MLB statistics (through September 24, 2026)
- Batting average: .276
- Home runs: 11
- Runs batted in: 51
- Stats at Baseball Reference

Teams
- Colorado Rockies (2026–present);

= Cole Carrigg =

American baseball player (born 2002)

Cole Michael Carrigg (born May 8, 2002) is an American professional baseball outfielder for the Colorado Rockies of Major League Baseball (MLB). He made his MLB debut in 2026.

==Amateur career==
Carrigg attended Turlock High School in Turlock, California, and San Diego State University, where he played college baseball for the San Diego State Aztecs. In Carrigg's college career, he was a utility player making 53 starts in center field, 24 at shortstop, 21 at third base, 17 at second, five at catcher, five in left field and two at designated hitter. Carrigg finished his career at San Diego State with a .333 batting average while slashing seven home runs, 34 doubles, 90 RBIs, 101 runs scored and 39 stolen bases. He was also named to the all-Mountain West Conference twice, once as an infielder in 2022 and another at center fielder in 2023. Carrigg finished the 2023 season batting .303 with two home runs and 17 stolen bases while playing in 42 games.

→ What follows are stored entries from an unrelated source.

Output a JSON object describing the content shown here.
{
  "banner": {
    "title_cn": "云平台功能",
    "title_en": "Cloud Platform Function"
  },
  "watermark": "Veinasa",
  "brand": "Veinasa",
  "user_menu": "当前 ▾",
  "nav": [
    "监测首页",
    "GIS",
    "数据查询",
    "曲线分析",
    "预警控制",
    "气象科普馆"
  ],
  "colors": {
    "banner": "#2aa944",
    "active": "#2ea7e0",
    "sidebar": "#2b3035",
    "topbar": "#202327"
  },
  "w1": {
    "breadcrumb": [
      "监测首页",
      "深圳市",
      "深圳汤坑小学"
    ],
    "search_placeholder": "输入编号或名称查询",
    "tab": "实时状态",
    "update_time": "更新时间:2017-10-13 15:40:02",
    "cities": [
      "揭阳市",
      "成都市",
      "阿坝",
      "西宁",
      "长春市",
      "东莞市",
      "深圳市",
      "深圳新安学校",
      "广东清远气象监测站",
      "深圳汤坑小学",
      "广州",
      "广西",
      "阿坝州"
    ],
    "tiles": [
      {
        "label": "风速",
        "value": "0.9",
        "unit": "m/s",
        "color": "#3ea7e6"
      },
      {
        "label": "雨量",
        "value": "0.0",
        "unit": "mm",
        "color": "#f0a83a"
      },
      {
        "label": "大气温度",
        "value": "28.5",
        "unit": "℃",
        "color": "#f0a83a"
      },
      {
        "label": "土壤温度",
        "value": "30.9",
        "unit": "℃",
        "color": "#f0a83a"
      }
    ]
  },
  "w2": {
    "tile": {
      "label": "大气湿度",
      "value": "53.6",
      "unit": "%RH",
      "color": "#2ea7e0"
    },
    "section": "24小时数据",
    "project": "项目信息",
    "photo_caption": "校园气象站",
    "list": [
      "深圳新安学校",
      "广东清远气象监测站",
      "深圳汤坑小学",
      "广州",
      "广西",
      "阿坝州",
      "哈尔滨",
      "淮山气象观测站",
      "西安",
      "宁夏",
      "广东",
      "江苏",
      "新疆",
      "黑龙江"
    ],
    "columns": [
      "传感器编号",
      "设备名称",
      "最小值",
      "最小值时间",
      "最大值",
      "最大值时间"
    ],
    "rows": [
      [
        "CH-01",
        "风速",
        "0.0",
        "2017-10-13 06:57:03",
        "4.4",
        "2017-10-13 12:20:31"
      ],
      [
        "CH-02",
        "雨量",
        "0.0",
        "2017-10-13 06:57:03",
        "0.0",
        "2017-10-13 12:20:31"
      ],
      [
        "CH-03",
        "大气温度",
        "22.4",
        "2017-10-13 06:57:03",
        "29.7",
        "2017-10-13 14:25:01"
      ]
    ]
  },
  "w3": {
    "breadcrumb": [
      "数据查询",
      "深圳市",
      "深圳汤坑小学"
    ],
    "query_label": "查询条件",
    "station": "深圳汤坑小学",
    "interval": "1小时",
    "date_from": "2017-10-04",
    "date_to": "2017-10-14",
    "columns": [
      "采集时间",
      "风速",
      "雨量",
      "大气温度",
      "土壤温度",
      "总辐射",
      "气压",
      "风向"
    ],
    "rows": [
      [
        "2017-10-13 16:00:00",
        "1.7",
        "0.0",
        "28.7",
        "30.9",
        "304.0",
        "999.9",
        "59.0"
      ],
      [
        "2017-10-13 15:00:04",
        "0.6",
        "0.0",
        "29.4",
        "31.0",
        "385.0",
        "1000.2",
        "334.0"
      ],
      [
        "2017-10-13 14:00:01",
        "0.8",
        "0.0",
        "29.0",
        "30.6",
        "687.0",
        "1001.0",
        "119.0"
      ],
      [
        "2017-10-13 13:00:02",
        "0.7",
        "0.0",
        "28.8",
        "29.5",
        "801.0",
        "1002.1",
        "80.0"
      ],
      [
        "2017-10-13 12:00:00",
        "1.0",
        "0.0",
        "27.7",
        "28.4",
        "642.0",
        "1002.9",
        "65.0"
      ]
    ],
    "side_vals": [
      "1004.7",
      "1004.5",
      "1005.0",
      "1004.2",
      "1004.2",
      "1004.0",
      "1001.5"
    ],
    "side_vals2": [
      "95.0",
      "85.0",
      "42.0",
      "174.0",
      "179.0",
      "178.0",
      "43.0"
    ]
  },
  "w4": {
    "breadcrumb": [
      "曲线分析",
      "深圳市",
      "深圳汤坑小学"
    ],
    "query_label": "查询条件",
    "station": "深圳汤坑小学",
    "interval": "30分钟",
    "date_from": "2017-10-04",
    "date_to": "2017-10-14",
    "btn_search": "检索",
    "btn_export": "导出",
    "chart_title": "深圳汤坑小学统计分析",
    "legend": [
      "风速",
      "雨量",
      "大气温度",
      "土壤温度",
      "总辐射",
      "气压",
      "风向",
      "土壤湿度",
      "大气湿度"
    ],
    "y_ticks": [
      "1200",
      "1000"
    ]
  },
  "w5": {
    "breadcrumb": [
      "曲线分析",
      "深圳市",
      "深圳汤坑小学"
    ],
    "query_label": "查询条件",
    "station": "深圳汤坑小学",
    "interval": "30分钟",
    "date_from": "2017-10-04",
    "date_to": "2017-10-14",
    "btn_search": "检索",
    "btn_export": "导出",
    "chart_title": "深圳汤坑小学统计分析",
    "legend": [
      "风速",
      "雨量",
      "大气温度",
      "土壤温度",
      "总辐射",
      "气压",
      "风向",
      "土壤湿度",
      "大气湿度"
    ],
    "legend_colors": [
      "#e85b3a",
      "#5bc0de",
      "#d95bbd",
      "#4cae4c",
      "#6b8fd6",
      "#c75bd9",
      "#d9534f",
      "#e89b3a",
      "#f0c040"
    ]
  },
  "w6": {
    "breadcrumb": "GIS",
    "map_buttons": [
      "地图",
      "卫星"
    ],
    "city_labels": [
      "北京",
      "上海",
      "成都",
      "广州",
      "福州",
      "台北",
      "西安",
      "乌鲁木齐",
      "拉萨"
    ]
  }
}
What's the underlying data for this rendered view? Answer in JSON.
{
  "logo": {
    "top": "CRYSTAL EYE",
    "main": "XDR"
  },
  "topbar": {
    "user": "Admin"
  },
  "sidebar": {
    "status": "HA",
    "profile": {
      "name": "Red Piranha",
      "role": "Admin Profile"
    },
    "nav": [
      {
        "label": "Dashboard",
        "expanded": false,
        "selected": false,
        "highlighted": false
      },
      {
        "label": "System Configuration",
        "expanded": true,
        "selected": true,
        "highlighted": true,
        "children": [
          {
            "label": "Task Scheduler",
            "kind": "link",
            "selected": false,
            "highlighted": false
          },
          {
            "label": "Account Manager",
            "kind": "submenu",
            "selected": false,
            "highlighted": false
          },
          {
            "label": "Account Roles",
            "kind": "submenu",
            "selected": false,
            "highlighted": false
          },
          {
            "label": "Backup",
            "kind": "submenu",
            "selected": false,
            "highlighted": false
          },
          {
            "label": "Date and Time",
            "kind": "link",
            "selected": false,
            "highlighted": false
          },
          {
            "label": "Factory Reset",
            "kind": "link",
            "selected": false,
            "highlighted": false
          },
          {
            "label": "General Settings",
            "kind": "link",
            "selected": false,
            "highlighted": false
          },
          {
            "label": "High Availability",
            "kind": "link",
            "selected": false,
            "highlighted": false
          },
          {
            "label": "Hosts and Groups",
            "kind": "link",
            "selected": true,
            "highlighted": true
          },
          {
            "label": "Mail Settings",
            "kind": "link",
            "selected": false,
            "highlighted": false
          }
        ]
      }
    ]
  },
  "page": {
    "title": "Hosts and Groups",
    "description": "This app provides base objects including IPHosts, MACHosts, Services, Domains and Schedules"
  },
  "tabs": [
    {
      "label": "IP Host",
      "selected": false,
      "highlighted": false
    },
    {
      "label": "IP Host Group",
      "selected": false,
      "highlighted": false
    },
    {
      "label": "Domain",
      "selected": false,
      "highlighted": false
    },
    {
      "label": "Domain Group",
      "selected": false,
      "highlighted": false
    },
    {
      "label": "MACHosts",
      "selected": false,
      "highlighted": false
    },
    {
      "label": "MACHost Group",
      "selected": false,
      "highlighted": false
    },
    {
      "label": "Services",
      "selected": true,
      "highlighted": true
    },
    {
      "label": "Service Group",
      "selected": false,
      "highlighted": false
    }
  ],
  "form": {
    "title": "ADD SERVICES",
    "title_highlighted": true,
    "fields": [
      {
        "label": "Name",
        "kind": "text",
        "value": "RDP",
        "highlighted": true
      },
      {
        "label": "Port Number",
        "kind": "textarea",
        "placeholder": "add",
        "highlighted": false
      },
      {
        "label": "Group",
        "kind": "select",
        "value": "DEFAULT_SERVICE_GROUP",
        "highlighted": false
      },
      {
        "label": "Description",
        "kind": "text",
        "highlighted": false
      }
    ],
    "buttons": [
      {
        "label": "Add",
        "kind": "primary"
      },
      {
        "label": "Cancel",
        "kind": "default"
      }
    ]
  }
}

In 2022, Carrigg played collegiate summer baseball with the Yarmouth–Dennis Red Sox of the Cape Cod Baseball League, where he was named a league all-star and posted a .329 batting average with 15 stolen bases in 41 games.

==Professional career==
The Colorado Rockies selected Carrigg in the second round, with the 65th overall selection, of the 2023 Major League Baseball draft. On July 17, 2023, Carrigg signed with the Rockies for a $1.3 million signing bonus.

Carrigg was assigned to the Triple-A Albuquerque Isotopes to begin the 2026 season, where he slashed .338/.414/.529 with six home runs, 42 RBI, and 30 stolen bases across his first 57 appearances. On June 9, 2026, Carrigg was selected to the 40-man roster and promoted to the major leagues for the first time.